Once he had it all done, it was all he could do to be patient until Cortney came home so he could show daddy his finished product. He had trees (because rabbits live in a forest), a log with fluff and feathers (because that is the burrow the rabbit put her nest in), and berries (because rabbits like to eat berries for dessert). It was his idea to gather real leaves and grass. It was his idea to collect TP rolls for tree trunks.
It was also his idea to cover the diaper box in blue paper because he didn’t want his friends to see he used a baby diaper box. Apparently your baby brother and sister’s diapers are embarrassing in Kindergarten. Whatever.
This year we have watched Eddie grow and learn so much.
When he went in he could read a handful of sight words, now he is reading like crazy. He even reads bedtime stories now instead of me doing it.
When he went in he thought toots and buns were funny, but now he thinks farts and butts are funny. And poop. And he says “Oh my gosh!” and “I’m just thinking out loud here…”
He is sassier and bolder with his talking back to us, but he is also a better playmate and role model for Charlie.
And he is like three inches taller or something crazy like that.

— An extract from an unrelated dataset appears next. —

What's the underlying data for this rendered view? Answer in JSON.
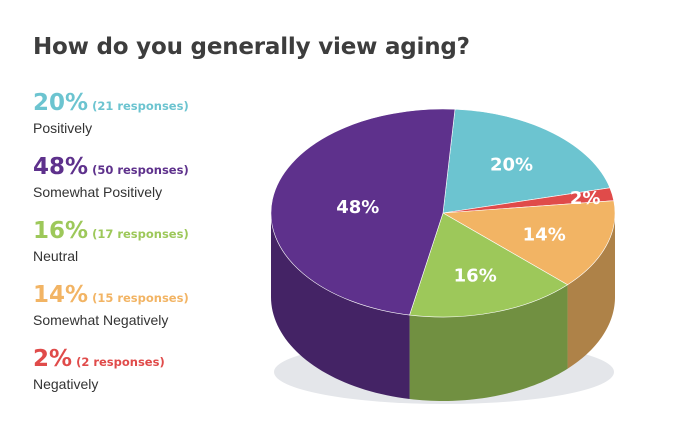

I’m excited for him to start First Grade in the fall. I’m pleased with the high expectations we have set both for him and his siblings.
As fellow oldest children, Cortney and I know what it’s like to have to “go first” with everything in life. To have to be the ones that are the precedent setters for the younger siblings. To be the “Guinea pigs” for strategies to deal with behavior.
We don’t want to go “easy” on Eddie because we empathize, rather we want him to know we are all a team getting through this whole thing called parenting and school and life together.